A Memoir and Poetry Blog
I recently retired from teaching English language arts at Cedar Rapids Washington High School. I served for many years as the Washington Literary Press faculty advisor. In the late seventies I was the editor of the literary magazine Luna Tack, and in the early eighties performed with the Iowa City “new wave” band Pink Gravy and with side projects The Monoslab Orchestra and The David Convention. I worked as an editorial associate and assistant printer at The Toothpaste Press and Coffee House Press in West Branch, Iowa, until its move to Minneapolis. My work has appeared in Ascent, English Journal, Exquisite Corpse, Little Village, North American Review, and Poetry, among others. A chapbook of my poetry, To Bread (o.p.), has been published by Coffee House Press.

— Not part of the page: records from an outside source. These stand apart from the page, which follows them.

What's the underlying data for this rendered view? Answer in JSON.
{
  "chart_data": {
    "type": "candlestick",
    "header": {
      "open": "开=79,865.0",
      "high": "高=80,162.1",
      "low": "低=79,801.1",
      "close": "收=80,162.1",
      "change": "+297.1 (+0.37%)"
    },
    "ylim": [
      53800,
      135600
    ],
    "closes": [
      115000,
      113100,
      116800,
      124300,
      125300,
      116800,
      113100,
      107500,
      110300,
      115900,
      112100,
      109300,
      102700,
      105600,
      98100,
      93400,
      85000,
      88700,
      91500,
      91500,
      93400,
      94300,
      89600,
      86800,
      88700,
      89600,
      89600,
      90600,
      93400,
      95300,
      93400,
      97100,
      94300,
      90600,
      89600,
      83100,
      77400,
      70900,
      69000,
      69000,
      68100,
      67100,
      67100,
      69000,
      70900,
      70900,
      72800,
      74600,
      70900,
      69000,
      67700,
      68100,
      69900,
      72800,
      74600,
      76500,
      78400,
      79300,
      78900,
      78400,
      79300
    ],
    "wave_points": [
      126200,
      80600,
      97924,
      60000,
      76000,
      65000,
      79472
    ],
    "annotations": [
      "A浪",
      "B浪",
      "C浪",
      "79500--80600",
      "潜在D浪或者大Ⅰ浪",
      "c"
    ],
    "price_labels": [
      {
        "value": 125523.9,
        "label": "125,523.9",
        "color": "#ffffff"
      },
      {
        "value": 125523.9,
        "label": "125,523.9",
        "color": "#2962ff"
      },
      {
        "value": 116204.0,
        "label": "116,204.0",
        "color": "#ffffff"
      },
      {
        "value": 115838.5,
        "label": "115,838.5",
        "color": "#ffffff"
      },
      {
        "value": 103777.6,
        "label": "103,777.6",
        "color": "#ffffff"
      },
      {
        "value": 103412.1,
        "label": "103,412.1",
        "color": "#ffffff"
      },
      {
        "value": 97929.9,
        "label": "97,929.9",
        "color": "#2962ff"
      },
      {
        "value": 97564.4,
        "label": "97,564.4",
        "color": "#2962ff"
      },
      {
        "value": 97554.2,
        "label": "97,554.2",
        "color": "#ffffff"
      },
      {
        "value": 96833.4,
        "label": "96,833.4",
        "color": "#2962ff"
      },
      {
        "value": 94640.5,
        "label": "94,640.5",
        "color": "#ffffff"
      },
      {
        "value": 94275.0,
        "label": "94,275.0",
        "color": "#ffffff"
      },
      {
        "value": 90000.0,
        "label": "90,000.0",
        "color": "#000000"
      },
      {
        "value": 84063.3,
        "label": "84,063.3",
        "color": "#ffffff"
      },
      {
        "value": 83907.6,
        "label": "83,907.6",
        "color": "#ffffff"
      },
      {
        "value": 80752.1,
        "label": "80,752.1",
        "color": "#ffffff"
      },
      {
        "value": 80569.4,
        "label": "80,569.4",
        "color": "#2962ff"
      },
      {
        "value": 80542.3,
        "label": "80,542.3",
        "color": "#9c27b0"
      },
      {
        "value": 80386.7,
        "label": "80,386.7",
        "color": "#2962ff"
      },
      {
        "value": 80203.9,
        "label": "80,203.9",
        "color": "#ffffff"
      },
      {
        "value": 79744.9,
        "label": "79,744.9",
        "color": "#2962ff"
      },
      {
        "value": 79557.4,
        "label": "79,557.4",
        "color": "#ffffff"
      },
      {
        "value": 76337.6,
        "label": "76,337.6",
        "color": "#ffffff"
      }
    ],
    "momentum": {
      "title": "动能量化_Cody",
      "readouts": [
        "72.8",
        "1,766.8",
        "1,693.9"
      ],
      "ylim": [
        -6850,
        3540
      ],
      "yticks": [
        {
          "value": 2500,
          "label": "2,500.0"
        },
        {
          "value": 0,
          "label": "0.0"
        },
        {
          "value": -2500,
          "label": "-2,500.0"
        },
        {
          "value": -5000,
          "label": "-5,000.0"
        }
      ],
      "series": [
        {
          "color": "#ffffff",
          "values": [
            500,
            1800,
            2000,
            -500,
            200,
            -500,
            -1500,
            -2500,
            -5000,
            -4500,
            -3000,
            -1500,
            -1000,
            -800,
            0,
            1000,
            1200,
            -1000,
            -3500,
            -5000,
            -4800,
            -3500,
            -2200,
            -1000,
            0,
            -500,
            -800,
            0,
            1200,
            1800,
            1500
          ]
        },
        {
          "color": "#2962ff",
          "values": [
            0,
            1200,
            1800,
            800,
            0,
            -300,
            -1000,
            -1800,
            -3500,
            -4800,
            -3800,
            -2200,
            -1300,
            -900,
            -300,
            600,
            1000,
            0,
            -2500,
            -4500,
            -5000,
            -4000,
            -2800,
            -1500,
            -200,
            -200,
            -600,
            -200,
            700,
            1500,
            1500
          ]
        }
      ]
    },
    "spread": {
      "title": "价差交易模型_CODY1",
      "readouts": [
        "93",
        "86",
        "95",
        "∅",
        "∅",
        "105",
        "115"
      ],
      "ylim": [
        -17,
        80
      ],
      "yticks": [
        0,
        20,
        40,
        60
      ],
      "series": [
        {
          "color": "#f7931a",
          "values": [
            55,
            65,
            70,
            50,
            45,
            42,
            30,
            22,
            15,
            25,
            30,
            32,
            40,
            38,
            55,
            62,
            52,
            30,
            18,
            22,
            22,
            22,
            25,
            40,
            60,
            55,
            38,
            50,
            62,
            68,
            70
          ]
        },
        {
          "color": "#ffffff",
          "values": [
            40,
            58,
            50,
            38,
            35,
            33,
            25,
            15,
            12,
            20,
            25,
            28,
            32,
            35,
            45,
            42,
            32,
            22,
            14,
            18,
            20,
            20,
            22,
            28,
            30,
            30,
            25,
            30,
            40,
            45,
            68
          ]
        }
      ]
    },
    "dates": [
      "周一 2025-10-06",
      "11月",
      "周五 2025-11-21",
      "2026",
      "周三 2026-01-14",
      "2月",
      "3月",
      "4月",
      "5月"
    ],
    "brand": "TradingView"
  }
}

I am a poet and writer. I’ve also been a paperboy, a caddie, a county road crew worker, a roofer, a rough carpenter, a scrap metal yard worker, a Pepsi bottling plant worker, a pallet factory worker, a hodcarrier, a bartender, a short order cook, a liquor store clerk, a baker, a used bookstore clerk, a coop grocery store clerk, a letterpress typesetter and printer, an editor, a hospital clerk, and a language arts test specialist.
I was born in the Rubber Capitol of the World in the year of the soft sell, the baby boom, the fish stick, the tie tack, the blacklist, and the red scare.